Coalitions of corruption
The DMK’s A Raja’s belated exit from the Union Cabinet had me counting the number of Congressmen removed from positions of authority after the UPA captured power in 2004. A quick count subject to correction showed that half a dozen bigwigs have been forced into relative political wilderness.
The list includes Natwar Singh, Jagdish Tytler, Shashi Tharoor, Suresh Kalmadi and Vilasrao Deshmukh and Ashok Chavan, both former chief ministers of Maharashtra. Deshmukh was made accountable in the aftermath of Mumbai’s 26/11 when he accompanied a filmmaker to the devastated Taj hotel.
The six years of the A B Vajpayee regime were also not without their share of controversies and allegations of sleaze. While he himself showed the door to Buta Singh, then a Union minister, the veteran BJP leader was as helpless as Dr Manmohan Singh at times finds himself, in the face of the Tehelka scam, the Gujarat riots, the Shivani murder case and the petrol pump scam in which many Kargil martyrs were allegedly duped. In a way, it was the NDA’s version of the Adarsh housing fraud.

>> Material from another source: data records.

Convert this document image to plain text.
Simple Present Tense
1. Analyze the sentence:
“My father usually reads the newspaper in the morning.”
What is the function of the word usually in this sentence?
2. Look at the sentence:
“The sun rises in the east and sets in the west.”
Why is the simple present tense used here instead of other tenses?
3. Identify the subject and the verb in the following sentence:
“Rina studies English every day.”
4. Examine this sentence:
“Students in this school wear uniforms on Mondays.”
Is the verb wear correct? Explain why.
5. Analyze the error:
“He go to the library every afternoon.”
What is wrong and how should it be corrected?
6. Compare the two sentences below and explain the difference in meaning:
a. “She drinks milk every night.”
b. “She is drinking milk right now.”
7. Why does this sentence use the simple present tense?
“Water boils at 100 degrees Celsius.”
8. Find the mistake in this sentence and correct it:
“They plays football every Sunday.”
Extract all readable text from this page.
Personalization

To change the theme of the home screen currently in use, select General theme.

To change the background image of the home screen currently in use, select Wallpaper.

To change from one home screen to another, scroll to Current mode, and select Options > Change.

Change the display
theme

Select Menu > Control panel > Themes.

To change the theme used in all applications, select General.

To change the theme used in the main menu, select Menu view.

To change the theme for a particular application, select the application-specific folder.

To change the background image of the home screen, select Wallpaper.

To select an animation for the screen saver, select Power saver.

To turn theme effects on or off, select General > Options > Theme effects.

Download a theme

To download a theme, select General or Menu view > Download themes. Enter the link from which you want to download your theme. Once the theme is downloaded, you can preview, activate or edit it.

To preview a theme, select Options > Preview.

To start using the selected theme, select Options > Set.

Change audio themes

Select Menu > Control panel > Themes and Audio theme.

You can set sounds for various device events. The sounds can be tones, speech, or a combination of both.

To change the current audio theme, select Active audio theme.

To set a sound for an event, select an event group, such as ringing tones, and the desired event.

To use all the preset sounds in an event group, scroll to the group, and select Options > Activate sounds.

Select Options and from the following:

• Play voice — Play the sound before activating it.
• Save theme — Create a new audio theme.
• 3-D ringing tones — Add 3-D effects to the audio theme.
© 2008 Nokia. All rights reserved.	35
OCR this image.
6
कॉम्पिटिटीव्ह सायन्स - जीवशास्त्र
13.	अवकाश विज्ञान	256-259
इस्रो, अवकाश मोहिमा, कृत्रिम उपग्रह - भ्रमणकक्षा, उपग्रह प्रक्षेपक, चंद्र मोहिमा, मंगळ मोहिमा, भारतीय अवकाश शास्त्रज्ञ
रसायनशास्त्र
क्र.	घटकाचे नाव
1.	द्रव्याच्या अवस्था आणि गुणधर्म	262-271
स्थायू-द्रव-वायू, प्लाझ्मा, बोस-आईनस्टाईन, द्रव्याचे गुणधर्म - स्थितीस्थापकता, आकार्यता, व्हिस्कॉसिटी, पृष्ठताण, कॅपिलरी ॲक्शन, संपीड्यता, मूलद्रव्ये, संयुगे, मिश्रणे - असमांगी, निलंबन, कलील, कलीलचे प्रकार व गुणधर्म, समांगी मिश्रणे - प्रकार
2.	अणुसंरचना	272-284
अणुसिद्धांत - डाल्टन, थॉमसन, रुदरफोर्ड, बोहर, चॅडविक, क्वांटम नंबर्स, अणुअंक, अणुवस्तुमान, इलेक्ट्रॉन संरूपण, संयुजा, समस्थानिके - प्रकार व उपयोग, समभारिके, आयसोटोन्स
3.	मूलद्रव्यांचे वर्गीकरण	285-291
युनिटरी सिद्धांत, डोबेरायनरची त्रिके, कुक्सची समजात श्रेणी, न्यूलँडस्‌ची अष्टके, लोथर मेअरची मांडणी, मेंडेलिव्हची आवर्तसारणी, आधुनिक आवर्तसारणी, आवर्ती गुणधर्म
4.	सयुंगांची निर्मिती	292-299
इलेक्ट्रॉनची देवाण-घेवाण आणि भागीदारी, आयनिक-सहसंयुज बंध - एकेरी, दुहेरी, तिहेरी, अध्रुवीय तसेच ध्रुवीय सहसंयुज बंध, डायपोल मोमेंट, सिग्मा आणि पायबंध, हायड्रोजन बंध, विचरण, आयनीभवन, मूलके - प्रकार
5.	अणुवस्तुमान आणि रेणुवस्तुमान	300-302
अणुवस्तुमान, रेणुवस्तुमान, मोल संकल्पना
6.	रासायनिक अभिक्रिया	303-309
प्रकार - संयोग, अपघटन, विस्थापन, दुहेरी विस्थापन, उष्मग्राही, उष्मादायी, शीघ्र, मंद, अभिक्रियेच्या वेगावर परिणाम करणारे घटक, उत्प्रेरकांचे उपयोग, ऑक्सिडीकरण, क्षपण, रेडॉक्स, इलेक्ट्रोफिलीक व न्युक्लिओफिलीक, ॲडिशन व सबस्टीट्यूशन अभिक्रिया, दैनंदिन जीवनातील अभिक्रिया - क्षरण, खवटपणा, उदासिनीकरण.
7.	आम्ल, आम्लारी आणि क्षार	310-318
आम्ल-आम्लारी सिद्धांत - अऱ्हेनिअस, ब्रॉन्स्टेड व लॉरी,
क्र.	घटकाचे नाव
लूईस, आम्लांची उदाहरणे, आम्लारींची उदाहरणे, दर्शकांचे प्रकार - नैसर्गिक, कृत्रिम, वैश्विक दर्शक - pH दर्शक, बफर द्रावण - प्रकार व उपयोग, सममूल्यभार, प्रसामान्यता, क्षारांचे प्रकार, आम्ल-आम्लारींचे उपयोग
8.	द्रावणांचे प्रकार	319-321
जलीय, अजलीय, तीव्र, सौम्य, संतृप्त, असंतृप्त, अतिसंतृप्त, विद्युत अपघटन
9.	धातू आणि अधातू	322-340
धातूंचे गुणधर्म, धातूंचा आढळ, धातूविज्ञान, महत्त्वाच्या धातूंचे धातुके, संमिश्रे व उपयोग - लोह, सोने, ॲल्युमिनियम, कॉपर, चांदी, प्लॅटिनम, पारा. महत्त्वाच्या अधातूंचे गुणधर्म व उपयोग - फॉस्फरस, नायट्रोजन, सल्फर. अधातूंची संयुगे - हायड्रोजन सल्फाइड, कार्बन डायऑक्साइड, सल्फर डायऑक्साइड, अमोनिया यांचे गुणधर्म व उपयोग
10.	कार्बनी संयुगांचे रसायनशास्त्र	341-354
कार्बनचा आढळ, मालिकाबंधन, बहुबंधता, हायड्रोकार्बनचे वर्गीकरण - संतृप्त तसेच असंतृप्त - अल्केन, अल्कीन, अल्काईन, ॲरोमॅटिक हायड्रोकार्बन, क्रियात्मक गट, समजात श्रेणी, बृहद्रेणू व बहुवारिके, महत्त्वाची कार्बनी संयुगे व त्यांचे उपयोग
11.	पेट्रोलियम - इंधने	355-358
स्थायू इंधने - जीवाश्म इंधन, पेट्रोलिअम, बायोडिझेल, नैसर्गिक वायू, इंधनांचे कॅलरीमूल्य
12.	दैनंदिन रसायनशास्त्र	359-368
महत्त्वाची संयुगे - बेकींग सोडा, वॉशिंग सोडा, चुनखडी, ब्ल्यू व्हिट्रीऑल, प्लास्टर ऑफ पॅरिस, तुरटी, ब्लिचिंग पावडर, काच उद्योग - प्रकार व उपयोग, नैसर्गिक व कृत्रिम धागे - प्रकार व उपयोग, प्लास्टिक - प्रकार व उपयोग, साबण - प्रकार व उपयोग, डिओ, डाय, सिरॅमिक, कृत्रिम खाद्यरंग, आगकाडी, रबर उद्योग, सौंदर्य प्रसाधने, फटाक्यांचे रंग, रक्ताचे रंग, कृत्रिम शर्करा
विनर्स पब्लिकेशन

The Tehelka episode was about slush money in defence deals in response to which George Fernandes made a big show of accountability by announcing his resignation in a televised address. But he embarrassed Vajpayee deeply by gate crashing his way back into the Cabinet even before the Commission that probed the charges could finish its work.
The Shivani case had the late Pramod Mahajan at the receiving end and the Gujarat carnage—as is well known—prompted countless human rights/civil society outfits to ask whether it was spontaneous communal conflagration or a pogrom overseen by the Modi government and its backers in the Sangh.
Sticklers for propriety were most upset by the fact that Modi and Mahajan made no pretence of resigning, leave alone actually demitting office. A dramatic prime ministerial announcement was used to put a lid on the petrol pump scam.
Without meaning to argue that “two wrongs make a right” or that the UPA is a paragon of virtues, I cannot but help mentioning the BJP’s cavalier response to the un-edifying events in Karnataka where a mining mafia could humiliate a chief minister who’s now facing charges of land grab.
All this leads to one conclusion: political parties must sit down and draw up a code of conduct to check corruption in public life. Those accused of corruption while holding public office must immediately step down in the interest of a fair probe.
A minister, chief minister, prime minister or a judge or a bureaucrat shouldn’t just be fair. He must also come across as fair in popular perception.
The worst offenders in such matters have been the regional parties. Like the DMK that embarrassed Singh by delaying Raja’s exit, the Shiv Sena’s Bal Thackeray had slighted Vajpayee by asking him to sack Suresh Prabhu—a clean an efficient Shiv Sena minister who had fallen foul with his party boss.